Clinton recalled loving the St. Louis Cardinals as a child in Arkansas, but his true passion was listening to national games on the radio, which allowed him to hear The Catch. Later, after he left the White House, he became friends with Mays and often played golf with him.

“Willie Mays gave me the chance to realize what true greatness is,” Clinton said. “It’s a remarkable combination of intelligence, dedication, a will to win and a fundamental humility to believe that the effort is the prize, a gift he leaves to all of us that I hope we can all share and cherish.”

Clinton said Hank Aaron once told him Mays was the best player he had ever seen, and that was a theme of almost every speech. There was no one who played the game like Mays, who left a legacy that goes far beyond his Hall of Fame numbers.
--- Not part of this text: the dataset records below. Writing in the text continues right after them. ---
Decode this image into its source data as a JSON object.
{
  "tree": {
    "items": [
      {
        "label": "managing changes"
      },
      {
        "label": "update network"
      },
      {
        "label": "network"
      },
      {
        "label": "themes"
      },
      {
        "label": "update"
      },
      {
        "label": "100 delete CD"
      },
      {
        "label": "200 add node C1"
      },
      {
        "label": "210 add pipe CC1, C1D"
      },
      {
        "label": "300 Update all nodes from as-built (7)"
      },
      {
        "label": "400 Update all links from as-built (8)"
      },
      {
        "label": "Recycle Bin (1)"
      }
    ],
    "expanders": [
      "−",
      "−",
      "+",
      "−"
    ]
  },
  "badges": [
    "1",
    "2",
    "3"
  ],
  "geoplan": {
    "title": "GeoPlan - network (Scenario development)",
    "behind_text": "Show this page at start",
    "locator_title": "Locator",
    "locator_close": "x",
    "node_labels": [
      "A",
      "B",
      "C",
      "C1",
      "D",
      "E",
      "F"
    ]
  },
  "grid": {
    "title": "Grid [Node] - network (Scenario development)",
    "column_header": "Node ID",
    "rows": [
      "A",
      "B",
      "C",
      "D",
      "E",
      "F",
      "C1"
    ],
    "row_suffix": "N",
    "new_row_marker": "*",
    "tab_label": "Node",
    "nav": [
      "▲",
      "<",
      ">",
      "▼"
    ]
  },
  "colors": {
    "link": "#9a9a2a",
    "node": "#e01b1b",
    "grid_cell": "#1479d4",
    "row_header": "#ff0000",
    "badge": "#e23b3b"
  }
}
Felipe Alou, a former teammate of Mays, explained how his skills were the best he had seen in 68 years as a player, coach and manager. Another teammate, Joe Amalfitano, said he wished he had seen Mays play at Oracle Park.

“Right midfield, where he played in midfield, could just as well have been called Death Valley,” he said.

Commissioner Rob Manfred and Hall of Fame manager Joe Torre represented Major League Baseball, and the Giants were represented by dozens of former players, including recent retirees Buster Posey, Hunter Pence, Sergio Romo and Javier Lopez. Reggie Jackson, Dennis Eckersley, Dave Stewart and Ricky Henderson were among the former MLB stars also in attendance, along with the families of Giants Hall of Famers Orlando Cepeda, Willie McCovey and Gaylord Perry.

The program ended with a speech by Michael Mays, Willie’s son. He thanked those in attendance and led a prayer, and spoke passionately about his father’s work in the community, especially with children.

“I know most of you came here to say goodbye and get your closure, but not so much for me,” Michael Mays said. “His presence is everywhere. I am filled with pride by the continued outpouring of love for him.”